US 11,809,955 B2
	Processing images using deep neural networks
Christian Szegedy, Mountain View, CA (US); and Vincent O. Vanhoucke, San Francisco, CA (US)
Assigned to Google LLC, Mountain View, CA (US)
Filed by Google LLC, Mountain View, CA (US)
Filed on Sep. 28, 2022, as Appl. No. 17/936,299.
Application 17/936,299 is a continuation of application No. 17/199,978, filed on Mar. 12, 2021, granted, now 11,462,035.
Application 17/199,978 is a continuation of application No. 16/846,924, filed on Apr. 13, 2020, granted, now 10,977,529, issued on Apr. 13, 2021.
Application 16/846,924 is a continuation of application No. 15/868,587, filed on Jan. 11, 2018, granted, now 10,650,289, issued on May 12, 2020.
Application 15/868,587 is a continuation of application No. 15/649,947, filed on Jul. 14, 2017, granted, now 9,904,875, issued on Feb. 27, 2018.
Application 15/649,947 is a continuation of application No. 14/839,452, filed on Aug. 28, 2015, granted, now 9,715,642, issued on Jul. 25, 2017.
Claims priority of provisional application 62/043,865, filed on Aug. 29, 2014.
Prior Publication US 2023/0014634 A1, Jan. 19, 2023
This patent is subject to a terminal disclaimer.
Int. Cl. G06K 9/46 (2006.01); G06N 3/084 (2023.01); G06N 3/063 (2023.01); G06N 3/045 (2023.01); G06V 30/194 (2022.01)
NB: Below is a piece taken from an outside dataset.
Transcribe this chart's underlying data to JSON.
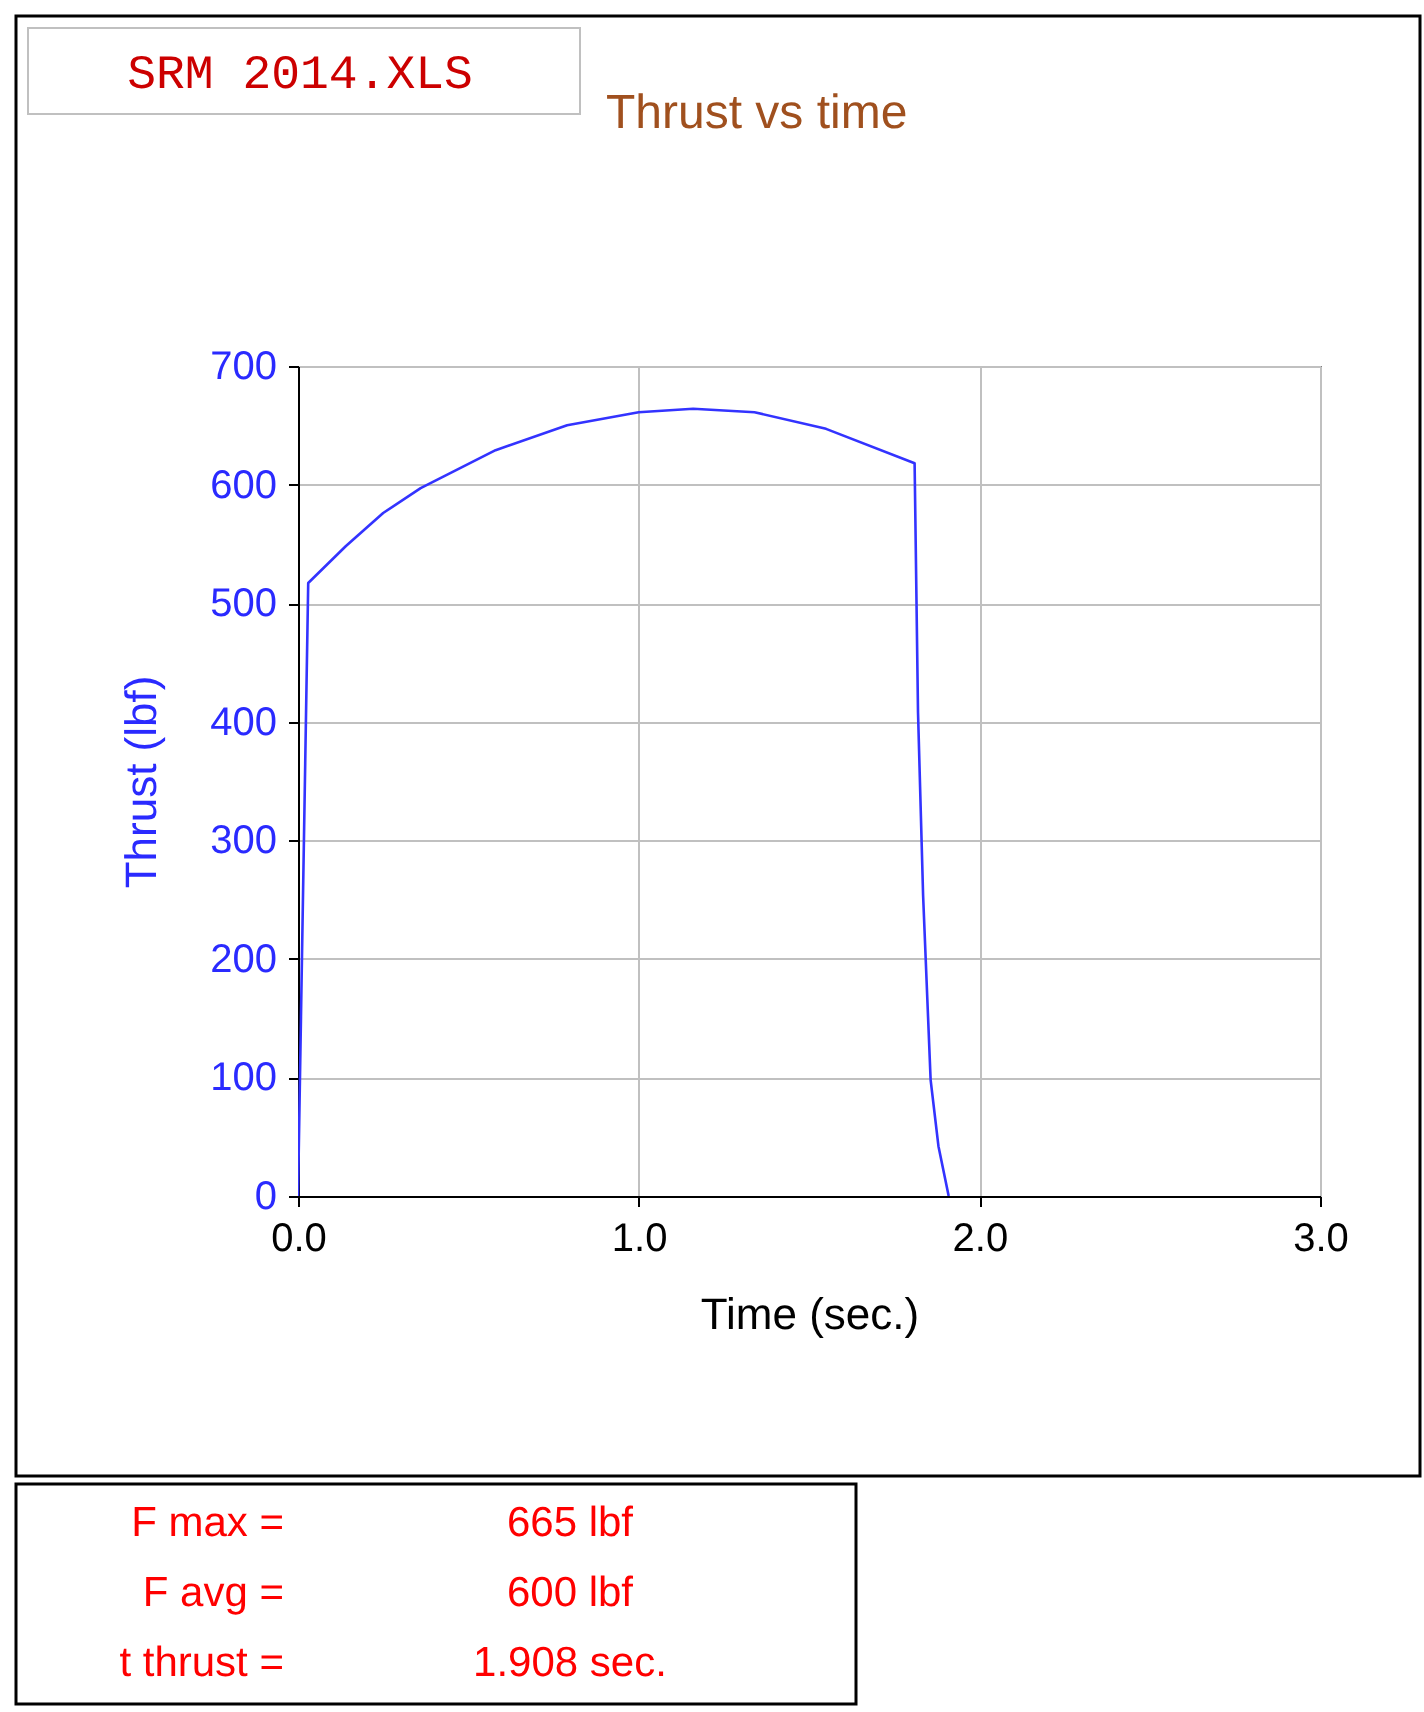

CPC G06N 3/084 (2013.01) [G06N 3/045 (2023.01); G06N 3/063 (2013.01); G06V 30/194 (2022.01)]

15 Claims

1. A device comprising at least one processor and at least one storage device storing instructions that, when executed by the at least one processor, cause the device to implement:

a neural network configured to perform an object detection task by processing data characterizing an input image to generate an alternative representation of the input image, the neural network comprising:

a plurality of subnetworks arranged in a sequence from lowest to highest, the plurality of subnetworks configured to process the data according to the sequence, the plurality of subnetworks comprising a plurality of module subnetworks, each of the module subnetworks comprising:

a plurality of groups of neural network layers configured to process a preceding output representation generated by a preceding subnetwork in the sequence and to generate a respective group output for each of the plurality of groups, wherein each group of the plurality of groups includes at least two successive convolutional layers comprising at least one 1×1 convolutional layer followed by one of (i) a 3×3 convolutional layer or (ii) a 5×5 convolutional layer; and

an output layer configured to process the alternative representation of the input image to generate an output for the object detection task from the input image.